As violas são um grupo de raias que fogem a esta realidade, uma vez que a legislação brasileira permite que apenas três espécies sejam comercializadas sob este rótulo. Contudo, o estudo mostrou que a legislação vigente não estava sendo respeitada. Para investigar o comércio de tubarões e raias no Rio de Janeiro, utilizou-se o DNA, que é um grande aliado na identificação de espécies quando a aparência externa é perdida ao preparar o animal para ser vendido como filés ou postas. A identidade de 221 amostras de “cação”, “raia” e “viola” foi verificada por meio de análises de DNA. Com isso, identificou-se que mais de 60% das amostras foram derivadas de espécies ameaçadas, chegando a 90% em “viola” e 100% em “raia”.

Espécies criticamente ameaçadas e de ocorrência restrita do Rio de Janeiro ao Uruguai (espécies endêmicas) estavam incluídas nesse número. Também houve incidência de rotulagem incorreta em 36% das amostras. Não houve ocorrência de venda ilegal (espécies ameaçadas de extinção/rotulagem incorreta) nos supermercados. No entanto, a prevalência foi alta no comércio local, indicando que medidas regulatórias e de conscientização devem ser adaptadas a esse setor de extrema importância econômica e social.

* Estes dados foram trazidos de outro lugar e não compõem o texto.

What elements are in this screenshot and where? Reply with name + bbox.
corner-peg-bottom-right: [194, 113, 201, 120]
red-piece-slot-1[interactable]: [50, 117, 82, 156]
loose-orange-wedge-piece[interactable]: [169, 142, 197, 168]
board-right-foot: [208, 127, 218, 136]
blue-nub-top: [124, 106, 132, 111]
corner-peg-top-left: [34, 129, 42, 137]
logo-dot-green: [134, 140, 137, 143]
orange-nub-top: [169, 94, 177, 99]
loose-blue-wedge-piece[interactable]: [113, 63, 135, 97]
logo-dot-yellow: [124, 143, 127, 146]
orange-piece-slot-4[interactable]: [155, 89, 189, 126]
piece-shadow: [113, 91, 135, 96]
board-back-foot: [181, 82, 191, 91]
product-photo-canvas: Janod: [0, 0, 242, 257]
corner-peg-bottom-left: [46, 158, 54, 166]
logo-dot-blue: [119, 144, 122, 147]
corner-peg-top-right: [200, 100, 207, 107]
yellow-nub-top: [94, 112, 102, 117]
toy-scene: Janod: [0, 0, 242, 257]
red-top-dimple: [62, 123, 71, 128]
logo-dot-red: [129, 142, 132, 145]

Quais foram as conclusões?

É fundamental regular melhor a atividade pesqueira, com ajustes na legislação e fiscalização do comércio local. O comércio de elasmobrânquios (tubarões e raias) possui 63% dos seus produtos provenientes de espécies ameaçadas, incluindo espécies que vivem apenas na extensão do Uruguai até o Rio de Janeiro (endêmicas), e 36% rotulados incorretamente. No caso do comércio de violas, nenhum dos produtos estava de acordo com a legislação brasileira vigente, sendo 90% dessas raias proveniente de espécies ameaçadas.

As taxas de fraude foram muito menores no material sob inspeção federal (da indústria pesqueira) do que nas feiras livres e desembarques pesqueiros, indicando que uma boa fiscalização local pode ser eficiente no controle da comercialização ilegal.

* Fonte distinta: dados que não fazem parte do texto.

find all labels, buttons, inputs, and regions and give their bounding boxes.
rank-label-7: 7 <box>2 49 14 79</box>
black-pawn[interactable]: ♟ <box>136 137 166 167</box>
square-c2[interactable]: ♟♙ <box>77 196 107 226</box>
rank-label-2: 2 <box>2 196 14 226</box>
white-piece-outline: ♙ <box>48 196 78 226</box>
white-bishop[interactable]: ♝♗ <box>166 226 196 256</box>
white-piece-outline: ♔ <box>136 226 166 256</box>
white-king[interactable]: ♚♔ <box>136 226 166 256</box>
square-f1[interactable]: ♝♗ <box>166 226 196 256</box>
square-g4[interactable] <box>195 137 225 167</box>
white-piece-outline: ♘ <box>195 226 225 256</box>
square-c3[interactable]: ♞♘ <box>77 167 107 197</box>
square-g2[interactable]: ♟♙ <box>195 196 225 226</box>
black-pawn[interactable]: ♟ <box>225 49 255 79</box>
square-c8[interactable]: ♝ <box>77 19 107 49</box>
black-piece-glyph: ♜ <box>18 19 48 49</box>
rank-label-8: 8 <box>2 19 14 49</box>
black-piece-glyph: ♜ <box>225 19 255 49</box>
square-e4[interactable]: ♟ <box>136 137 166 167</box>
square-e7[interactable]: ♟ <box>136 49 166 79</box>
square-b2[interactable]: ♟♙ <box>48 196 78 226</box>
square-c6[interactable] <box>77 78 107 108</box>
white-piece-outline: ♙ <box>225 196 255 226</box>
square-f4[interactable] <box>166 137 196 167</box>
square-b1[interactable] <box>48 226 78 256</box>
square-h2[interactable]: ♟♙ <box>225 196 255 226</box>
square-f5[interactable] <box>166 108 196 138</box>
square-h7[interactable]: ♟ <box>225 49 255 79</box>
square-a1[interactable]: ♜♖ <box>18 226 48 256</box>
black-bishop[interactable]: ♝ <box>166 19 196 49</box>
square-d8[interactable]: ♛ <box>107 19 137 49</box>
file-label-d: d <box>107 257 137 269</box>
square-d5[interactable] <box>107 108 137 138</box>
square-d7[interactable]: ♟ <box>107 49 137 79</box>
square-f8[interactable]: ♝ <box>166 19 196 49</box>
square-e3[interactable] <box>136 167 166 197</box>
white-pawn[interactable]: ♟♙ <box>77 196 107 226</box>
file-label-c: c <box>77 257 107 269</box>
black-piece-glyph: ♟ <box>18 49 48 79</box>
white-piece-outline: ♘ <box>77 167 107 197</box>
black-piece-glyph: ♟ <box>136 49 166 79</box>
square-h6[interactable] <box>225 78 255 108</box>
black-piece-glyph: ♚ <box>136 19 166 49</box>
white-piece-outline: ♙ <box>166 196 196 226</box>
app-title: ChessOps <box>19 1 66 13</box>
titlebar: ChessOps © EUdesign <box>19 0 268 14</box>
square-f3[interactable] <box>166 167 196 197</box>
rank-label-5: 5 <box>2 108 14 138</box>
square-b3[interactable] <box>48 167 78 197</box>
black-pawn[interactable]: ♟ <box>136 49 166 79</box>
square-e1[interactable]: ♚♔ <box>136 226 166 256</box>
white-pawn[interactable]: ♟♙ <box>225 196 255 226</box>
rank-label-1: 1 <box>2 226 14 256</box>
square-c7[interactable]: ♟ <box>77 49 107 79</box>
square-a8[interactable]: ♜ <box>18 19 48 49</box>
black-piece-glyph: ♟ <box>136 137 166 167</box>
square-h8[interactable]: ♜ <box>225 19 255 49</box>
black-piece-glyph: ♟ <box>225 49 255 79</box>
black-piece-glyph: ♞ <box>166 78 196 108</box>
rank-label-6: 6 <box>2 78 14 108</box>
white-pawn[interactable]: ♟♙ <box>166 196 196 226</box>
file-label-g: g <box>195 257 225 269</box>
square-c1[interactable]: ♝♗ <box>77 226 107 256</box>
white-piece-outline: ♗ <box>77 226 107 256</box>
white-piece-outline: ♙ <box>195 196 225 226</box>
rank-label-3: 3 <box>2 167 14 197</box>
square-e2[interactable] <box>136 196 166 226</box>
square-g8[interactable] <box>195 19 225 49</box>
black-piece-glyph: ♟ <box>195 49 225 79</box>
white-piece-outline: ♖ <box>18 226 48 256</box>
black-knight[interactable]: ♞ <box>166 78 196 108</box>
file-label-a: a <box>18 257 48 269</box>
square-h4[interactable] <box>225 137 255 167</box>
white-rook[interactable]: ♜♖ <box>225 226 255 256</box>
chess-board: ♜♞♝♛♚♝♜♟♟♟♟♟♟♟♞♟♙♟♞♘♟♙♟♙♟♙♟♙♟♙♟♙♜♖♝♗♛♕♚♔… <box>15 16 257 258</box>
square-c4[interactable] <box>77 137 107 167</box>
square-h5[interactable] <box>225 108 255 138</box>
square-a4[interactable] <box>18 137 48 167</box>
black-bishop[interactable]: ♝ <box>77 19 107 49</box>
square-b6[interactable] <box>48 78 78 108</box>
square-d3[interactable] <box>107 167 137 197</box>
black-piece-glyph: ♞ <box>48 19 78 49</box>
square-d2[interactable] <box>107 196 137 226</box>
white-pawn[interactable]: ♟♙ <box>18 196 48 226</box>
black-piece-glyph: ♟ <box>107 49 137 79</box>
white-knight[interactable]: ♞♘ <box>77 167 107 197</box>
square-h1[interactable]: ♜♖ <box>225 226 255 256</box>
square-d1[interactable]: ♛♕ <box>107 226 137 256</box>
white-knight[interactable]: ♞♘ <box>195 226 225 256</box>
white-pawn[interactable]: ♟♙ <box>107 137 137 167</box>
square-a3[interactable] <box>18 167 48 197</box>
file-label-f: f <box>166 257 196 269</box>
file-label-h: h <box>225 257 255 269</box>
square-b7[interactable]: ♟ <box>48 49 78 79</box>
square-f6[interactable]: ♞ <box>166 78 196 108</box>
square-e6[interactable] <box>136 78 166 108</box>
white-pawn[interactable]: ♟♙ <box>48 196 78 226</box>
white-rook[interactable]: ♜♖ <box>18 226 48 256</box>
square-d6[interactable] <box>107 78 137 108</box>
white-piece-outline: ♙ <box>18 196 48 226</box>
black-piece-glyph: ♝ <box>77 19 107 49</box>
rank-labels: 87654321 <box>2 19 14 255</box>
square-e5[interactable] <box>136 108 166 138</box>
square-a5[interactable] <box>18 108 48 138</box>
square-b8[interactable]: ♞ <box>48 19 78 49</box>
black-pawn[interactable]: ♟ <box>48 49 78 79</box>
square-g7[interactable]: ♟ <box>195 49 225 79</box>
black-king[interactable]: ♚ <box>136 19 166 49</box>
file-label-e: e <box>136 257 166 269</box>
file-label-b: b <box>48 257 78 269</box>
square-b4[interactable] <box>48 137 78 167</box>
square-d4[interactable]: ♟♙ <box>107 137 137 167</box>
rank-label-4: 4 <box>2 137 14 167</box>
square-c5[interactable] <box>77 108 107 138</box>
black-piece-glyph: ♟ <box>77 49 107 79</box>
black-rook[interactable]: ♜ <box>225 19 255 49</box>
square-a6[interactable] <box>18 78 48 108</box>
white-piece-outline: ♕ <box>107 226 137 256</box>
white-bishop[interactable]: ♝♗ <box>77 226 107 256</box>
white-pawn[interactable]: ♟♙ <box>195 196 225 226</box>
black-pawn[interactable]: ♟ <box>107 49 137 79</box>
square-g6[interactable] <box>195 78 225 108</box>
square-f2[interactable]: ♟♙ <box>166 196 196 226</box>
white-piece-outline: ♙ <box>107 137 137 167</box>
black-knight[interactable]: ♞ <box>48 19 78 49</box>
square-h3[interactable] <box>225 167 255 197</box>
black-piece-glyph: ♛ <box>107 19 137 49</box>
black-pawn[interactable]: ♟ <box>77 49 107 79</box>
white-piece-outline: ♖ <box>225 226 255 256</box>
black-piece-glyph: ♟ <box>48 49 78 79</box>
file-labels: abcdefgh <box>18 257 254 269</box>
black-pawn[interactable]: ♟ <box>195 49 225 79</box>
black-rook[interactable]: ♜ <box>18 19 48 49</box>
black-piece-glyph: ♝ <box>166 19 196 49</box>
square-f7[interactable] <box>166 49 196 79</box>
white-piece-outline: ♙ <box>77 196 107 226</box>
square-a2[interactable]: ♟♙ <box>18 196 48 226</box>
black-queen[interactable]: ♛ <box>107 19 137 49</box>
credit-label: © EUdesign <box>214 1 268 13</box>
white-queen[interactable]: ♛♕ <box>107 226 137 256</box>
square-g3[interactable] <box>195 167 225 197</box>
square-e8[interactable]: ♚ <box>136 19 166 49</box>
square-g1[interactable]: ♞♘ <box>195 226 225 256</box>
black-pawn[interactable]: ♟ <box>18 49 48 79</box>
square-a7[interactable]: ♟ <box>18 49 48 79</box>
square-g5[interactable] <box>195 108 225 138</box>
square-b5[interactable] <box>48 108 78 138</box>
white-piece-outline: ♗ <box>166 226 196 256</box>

É importante destacar que a pesca artesanal necessita de atenção não apenas para regulamentação de comércio, mas também para ações de educação ambiental para pescadores e consumidores e incentivos fiscais.

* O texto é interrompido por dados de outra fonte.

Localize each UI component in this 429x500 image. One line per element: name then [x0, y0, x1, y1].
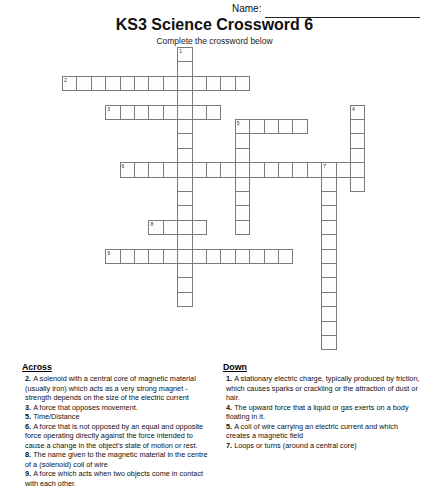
grid-cell[interactable] — [321, 277, 336, 292]
grid-cell[interactable] — [148, 162, 163, 177]
grid-cell[interactable] — [163, 220, 178, 235]
grid-cell[interactable] — [177, 148, 192, 163]
grid-cell[interactable] — [350, 177, 365, 192]
grid-cell[interactable]: 2 — [62, 76, 77, 91]
name-row: Name: — [232, 3, 422, 14]
name-label: Name: — [232, 3, 261, 14]
grid-cell[interactable] — [249, 119, 264, 134]
clue-number: 8 — [150, 221, 153, 227]
crossword-grid: 123456789 — [62, 47, 365, 350]
grid-cell[interactable] — [163, 105, 178, 120]
down-clues: Down 1. A stationary electric charge, ty… — [223, 362, 420, 488]
grid-cell[interactable] — [278, 119, 293, 134]
grid-cell[interactable] — [235, 76, 250, 91]
grid-cell[interactable] — [148, 249, 163, 264]
grid-cell[interactable] — [177, 292, 192, 307]
grid-cell[interactable] — [321, 249, 336, 264]
grid-cell[interactable] — [177, 263, 192, 278]
grid-cell[interactable] — [235, 249, 250, 264]
grid-cell[interactable]: 7 — [321, 162, 336, 177]
grid-cell[interactable] — [321, 263, 336, 278]
grid-cell[interactable]: 1 — [177, 47, 192, 62]
grid-cell[interactable] — [235, 177, 250, 192]
grid-cell[interactable] — [177, 76, 192, 91]
clue-item: 3. A force that opposes movement. — [25, 403, 214, 413]
grid-cell[interactable] — [177, 105, 192, 120]
grid-cell[interactable] — [278, 249, 293, 264]
grid-cell[interactable] — [321, 292, 336, 307]
clue-item: 6. A force that is not opposed by an equ… — [25, 422, 214, 451]
clue-item: 2. A solenoid with a central core of mag… — [25, 374, 214, 403]
grid-cell[interactable] — [177, 234, 192, 249]
grid-cell[interactable] — [220, 249, 235, 264]
grid-cell[interactable] — [264, 249, 279, 264]
grid-cell[interactable] — [321, 306, 336, 321]
grid-cell[interactable] — [235, 148, 250, 163]
grid-cell[interactable] — [120, 105, 135, 120]
clue-number: 1 — [179, 48, 182, 54]
grid-cell[interactable] — [148, 76, 163, 91]
page-title: KS3 Science Crossword 6 — [0, 16, 429, 34]
grid-cell[interactable] — [206, 76, 221, 91]
clue-item: 5. Time/Distance — [25, 412, 214, 422]
clue-number: 7 — [323, 163, 326, 169]
grid-cell[interactable]: 4 — [350, 105, 365, 120]
down-clue-list: 1. A stationary electric charge, typical… — [223, 374, 420, 450]
grid-cell[interactable] — [235, 133, 250, 148]
grid-cell[interactable] — [264, 119, 279, 134]
clue-item: 5. A coil of wire carrying an electric c… — [226, 422, 420, 441]
grid-cell[interactable] — [206, 105, 221, 120]
grid-cell[interactable] — [134, 249, 149, 264]
grid-cell[interactable]: 8 — [148, 220, 163, 235]
grid-cell[interactable] — [321, 205, 336, 220]
grid-cell[interactable] — [148, 105, 163, 120]
across-clue-list: 2. A solenoid with a central core of mag… — [22, 374, 214, 488]
grid-cell[interactable] — [177, 119, 192, 134]
grid-cell[interactable] — [177, 220, 192, 235]
grid-cell[interactable] — [177, 177, 192, 192]
grid-cell[interactable] — [307, 162, 322, 177]
grid-cell[interactable] — [76, 76, 91, 91]
clues-section: Across 2. A solenoid with a central core… — [22, 362, 420, 488]
grid-cell[interactable] — [249, 162, 264, 177]
down-heading: Down — [223, 362, 420, 372]
clue-item: 8. The name given to the magnetic materi… — [25, 450, 214, 469]
grid-cell[interactable] — [206, 162, 221, 177]
grid-cell[interactable] — [177, 191, 192, 206]
grid-cell[interactable] — [220, 162, 235, 177]
grid-cell[interactable] — [177, 133, 192, 148]
clue-item: 9. A force which acts when two objects c… — [25, 469, 214, 488]
clue-item: 7. Loops or turns (around a central core… — [226, 441, 420, 451]
grid-cell[interactable] — [177, 90, 192, 105]
grid-cell[interactable]: 6 — [120, 162, 135, 177]
grid-cell[interactable]: 9 — [105, 249, 120, 264]
grid-cell[interactable] — [321, 234, 336, 249]
grid-cell[interactable] — [192, 76, 207, 91]
across-clues: Across 2. A solenoid with a central core… — [22, 362, 214, 488]
grid-cell[interactable] — [177, 162, 192, 177]
grid-cell[interactable] — [321, 321, 336, 336]
grid-cell[interactable] — [177, 277, 192, 292]
grid-cell[interactable] — [163, 162, 178, 177]
clue-item: 4. The upward force that a liquid or gas… — [226, 403, 420, 422]
grid-cell[interactable] — [235, 162, 250, 177]
grid-cell[interactable] — [163, 76, 178, 91]
grid-cell[interactable] — [163, 249, 178, 264]
page-subtitle: Complete the crossword below — [0, 36, 429, 46]
grid-cell[interactable] — [321, 191, 336, 206]
grid-cell[interactable] — [177, 205, 192, 220]
grid-cell[interactable] — [321, 220, 336, 235]
grid-cell[interactable] — [336, 162, 351, 177]
grid-cell[interactable] — [235, 205, 250, 220]
grid-cell[interactable] — [350, 119, 365, 134]
clue-number: 5 — [237, 120, 240, 126]
grid-cell[interactable] — [249, 249, 264, 264]
grid-cell[interactable] — [177, 249, 192, 264]
grid-cell[interactable] — [321, 177, 336, 192]
grid-cell[interactable] — [278, 162, 293, 177]
clue-number: 4 — [352, 106, 355, 112]
grid-cell[interactable] — [134, 105, 149, 120]
grid-cell[interactable] — [192, 162, 207, 177]
grid-cell[interactable] — [264, 162, 279, 177]
grid-cell[interactable] — [192, 249, 207, 264]
grid-cell[interactable] — [192, 220, 207, 235]
grid-cell[interactable] — [321, 335, 336, 350]
grid-cell[interactable] — [292, 162, 307, 177]
grid-cell[interactable] — [350, 162, 365, 177]
clue-item: 1. A stationary electric charge, typical… — [226, 374, 420, 403]
grid-cell[interactable]: 3 — [105, 105, 120, 120]
clue-number: 2 — [64, 77, 67, 83]
grid-cell[interactable]: 5 — [235, 119, 250, 134]
grid-cell[interactable] — [120, 76, 135, 91]
grid-cell[interactable] — [192, 105, 207, 120]
grid-cell[interactable] — [120, 249, 135, 264]
clue-number: 3 — [107, 106, 110, 112]
clue-number: 9 — [107, 250, 110, 256]
grid-cell[interactable] — [134, 162, 149, 177]
grid-cell[interactable] — [350, 133, 365, 148]
grid-cell[interactable] — [292, 119, 307, 134]
grid-cell[interactable] — [105, 76, 120, 91]
grid-cell[interactable] — [134, 76, 149, 91]
grid-cell[interactable] — [235, 191, 250, 206]
grid-cell[interactable] — [177, 61, 192, 76]
grid-cell[interactable] — [206, 249, 221, 264]
grid-cell[interactable] — [91, 76, 106, 91]
grid-cell[interactable] — [235, 220, 250, 235]
clue-number: 6 — [122, 163, 125, 169]
grid-cell[interactable] — [350, 148, 365, 163]
across-heading: Across — [22, 362, 214, 372]
grid-cell[interactable] — [220, 76, 235, 91]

Quem deveria conhecer seus resultados?

Agentes fiscalizadores de governos estaduais e municipais. Pescadores artesanais, vendedores de peixe e grandes centros de distribuição, consumidores de pescado. ONGs de conservação ambiental e a comunidade científica engajada na conservação ambiental.

Marcela Alvarenga é mestre e graduada em genética pela UFRJ (Universidade Federal do Rio de Janeiro). Trabalha na área de genética para a conservação da biodiversidade no CENIMP (Centro Nacional de Identificação Molecular do Pescado), coordenado pelo professor Dr. Antonio Solé-Cava.

Referências:

  • Bornatowski, H., Braga, R.R., Vitule, J.R.S., 2013. Shark mislabeling threatens biodiversity. Science 340, 923.
  • Food and Agriculture Organization of the United Nations (FAO), 2015. State of the global market for shark products. In: FAO Fisheries and Aquaculture Technical Paper 590: ISSN 2070-7010.
  • Luque, G.M., Donlan, C.J., 2019. The characterization of seafood mislabeling: a global meta-analysis. Biological Conservation 236, 556–570.
  • Mariani, S., Griffiths, A.M., Velasco, A., Kappel, K., Jerome, M., Perez-Martin, R.I., Schroder, U., Verrez-Bagnis, V., Silva, H., Vandamme, S.G., 2015. Low mislabeling rates indicate marked improvements in European seafood market operations. Frontiers in Ecology and the Environment. 13, 536–540.
  • Moore, A.B.M., 2017. Are guitarfishes the next sawfishes? Extinction risk and an urgent call for conservation action. Endangered Species Research. 34, 75–88.